Sen. Mike Lee of Utah needs a little help from his friends.
Lee, a freshman tea-party leader, is pleased that every Senate Republican backs his balanced-budget amendment. But as the federal government approaches its debt limit, he warns that the press-conference bloc is not enough.
In a letter last week, Lee urged colleagues to play hardball on the amendment. “Unless or until that measure passes both houses of Congress,” he wrote, Republicans should “vigorously oppose any attempts to raise the debt ceiling.” Six GOP senators — Jim DeMint (S.C.), Rand Paul (Ky.), Marco Rubio (Fla.), Jim Inhofe (Okla.), Jim Risch (Idaho), and Richard Shelby (Ala.) — signed on.
Lee, in an interview with National Review Online, pledges to intensify his efforts. Republicans, he argues, cannot simply posture as fiscal hawks; they must use the debt-limit extension as an opportunity to tie the grabby hands of Congress.
“I would like to see a scenario in which Republicans in both houses draw a line in the sand,” Lee says as we talk in his Capitol Hill office. “If Democrats do not give us the supermajorities we need in both houses to pass the balanced-budget amendment, we are not going to even come to the table. It is a condition precedent.”
Lee acknowledges that passage will be an uphill struggle, especially as Democrats and the press chatter about the dangers of defaulting on fiscal obligations. But he firmly believes that the GOP can hold the line and win the argument.
“We are always hearing the Left, from the political establishment, that it would be catastrophic if we do not raise the debt limit,” Lee sighs. “I don’t mean to minimize the significance of that happening; it would create a lot of uncertainty and a lot of fear.

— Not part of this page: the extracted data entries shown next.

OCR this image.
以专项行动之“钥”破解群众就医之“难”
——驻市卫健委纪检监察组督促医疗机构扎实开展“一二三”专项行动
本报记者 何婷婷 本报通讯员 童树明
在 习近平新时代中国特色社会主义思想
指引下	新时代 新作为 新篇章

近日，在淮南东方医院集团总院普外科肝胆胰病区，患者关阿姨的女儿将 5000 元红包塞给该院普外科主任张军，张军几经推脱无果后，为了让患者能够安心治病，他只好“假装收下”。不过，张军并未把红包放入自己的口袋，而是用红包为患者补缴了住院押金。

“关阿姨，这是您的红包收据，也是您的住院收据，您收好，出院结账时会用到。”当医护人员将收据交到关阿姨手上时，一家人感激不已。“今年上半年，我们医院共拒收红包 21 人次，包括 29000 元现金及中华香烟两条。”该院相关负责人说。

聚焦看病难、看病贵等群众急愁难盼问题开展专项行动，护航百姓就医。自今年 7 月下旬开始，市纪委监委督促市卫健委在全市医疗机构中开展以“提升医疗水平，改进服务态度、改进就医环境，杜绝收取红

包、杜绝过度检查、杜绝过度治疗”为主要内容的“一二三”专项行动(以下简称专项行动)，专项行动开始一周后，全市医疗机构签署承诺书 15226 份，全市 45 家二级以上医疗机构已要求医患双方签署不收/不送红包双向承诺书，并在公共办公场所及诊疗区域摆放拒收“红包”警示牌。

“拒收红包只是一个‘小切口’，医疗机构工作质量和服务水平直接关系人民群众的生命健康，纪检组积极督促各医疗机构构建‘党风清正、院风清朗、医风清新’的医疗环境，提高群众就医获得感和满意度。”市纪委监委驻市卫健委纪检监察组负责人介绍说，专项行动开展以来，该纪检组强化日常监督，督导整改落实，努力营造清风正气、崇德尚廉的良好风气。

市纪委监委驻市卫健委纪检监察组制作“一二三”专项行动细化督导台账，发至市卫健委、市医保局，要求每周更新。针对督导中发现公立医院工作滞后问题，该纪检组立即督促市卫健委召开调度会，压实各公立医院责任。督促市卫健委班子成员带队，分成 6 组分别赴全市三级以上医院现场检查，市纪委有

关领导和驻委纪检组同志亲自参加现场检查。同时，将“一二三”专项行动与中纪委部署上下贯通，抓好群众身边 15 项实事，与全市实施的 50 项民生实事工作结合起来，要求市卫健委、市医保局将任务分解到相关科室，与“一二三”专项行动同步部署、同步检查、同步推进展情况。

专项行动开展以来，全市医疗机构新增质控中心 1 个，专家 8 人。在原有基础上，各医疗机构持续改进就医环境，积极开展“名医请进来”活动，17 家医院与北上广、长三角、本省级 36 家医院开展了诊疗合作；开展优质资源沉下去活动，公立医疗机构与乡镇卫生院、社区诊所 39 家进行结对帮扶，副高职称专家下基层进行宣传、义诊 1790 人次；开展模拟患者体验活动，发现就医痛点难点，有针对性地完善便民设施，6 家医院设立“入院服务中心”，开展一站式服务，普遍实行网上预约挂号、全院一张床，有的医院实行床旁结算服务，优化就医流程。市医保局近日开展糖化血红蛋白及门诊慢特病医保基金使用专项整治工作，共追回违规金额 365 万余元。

But we have to remember that there are at least equal corresponding risks of raising it without putting anything else in place.”
Lee’s fight may be boosted by the incipient GOP presidential primary. One contender, former Minnesota governor Tim Pawlenty, has used the party’s debt-limit strategy as a test of GOP grit. “I really hope they don’t just set some vague targets and call it good and move on,” he said at a recent breakfast with reporters. “I hope and believe that they will stand tough on this debt-ceiling vote and use that as a way to force real meaningful and structural change.”
Senator DeMint, a conservative kingmaker, agrees. As Slate reports, DeMint told reporters at the first presidential debate late last week that he would not endorse any candidate who does not support a balanced-budget amendment as part of a debt-ceiling increase.
Lee sees the political tides moving toward him. House conservatives, such those in the Republican Study Committee, are planning to make a similar push. Lee says that the debate within GOP circles is far from over, and that the hardest part is reassuring nervous members.
As he makes his case around the Capitol’s marble halls, Lee underscores that a debt showdown now would be preferable to a debt crisis later.
“The kinds of cuts that would inevitably become necessary if we entered into a Greece-like downward spiral, a full-blown debt crisis, would really affect the poor more severely than anyone,” Lee says. “It would require such an immediate, severe contraction of federal spending.”
Lee’s dogged pursuit of a balanced-budget amendment, however, faces hurdles inside the Senate GOP conference, where all senators support the proposal, but many are wary of using it as a bargaining chip.
Sen. Bob Corker (R., Tenn.) and Sen. Claire McCaskill (D., Mo.) recently proposed bipartisan legislation to cap federal spending levels at 20.6 percent of GDP. They are looking to tether their bill to the debt-ceiling vote, giving members of both parties another pinched-fist option.
Lee’s constitutional amendment, which restricts spending to 18 percent of GDP, suddenly has competition. Lee is adamant that his amendment must be the GOP’s condition for any debt-limit increase. “I am certain that it needs to be this,” he says.
While Lee applauds Corker’s work, he worries that statutory spending caps could be easily discarded in coming years, whereas a constitutional amendment would be arduous to pass but ultimately more effective. “You cannot bind Congress, statutorily, in a way that will survive for the long haul,” he says. “Congress could just repeal the parts that it finds the most onerous.”
Corker’s bill, Lee notes, is modeled after the Gramm-Rudman-Hollings Balanced Budget Act of 1985. “We have to remember that Gramm-Rudman-Hollings didn’t make it more than about five years before Congress essentially repealed it, watering it down, and then it eventually fell off of the map,” he says. “This is the wrong entrée into a debt-ceiling increase because it is not sufficiently permanent.”
Lee’s camp is ready to stand with him as the Senate GOP mulls its path forward. “I have always thought that if the debt ceiling comes up, we should use the vote as leverage to try to get some significant budgetary reform,” says Senator Paul. “To me, that would be an operative plan for balancing the budget in a definitive amount of time, or a balanced-budget amendment and actually passing it.”
— Robert Costa is a political reporter for National Review.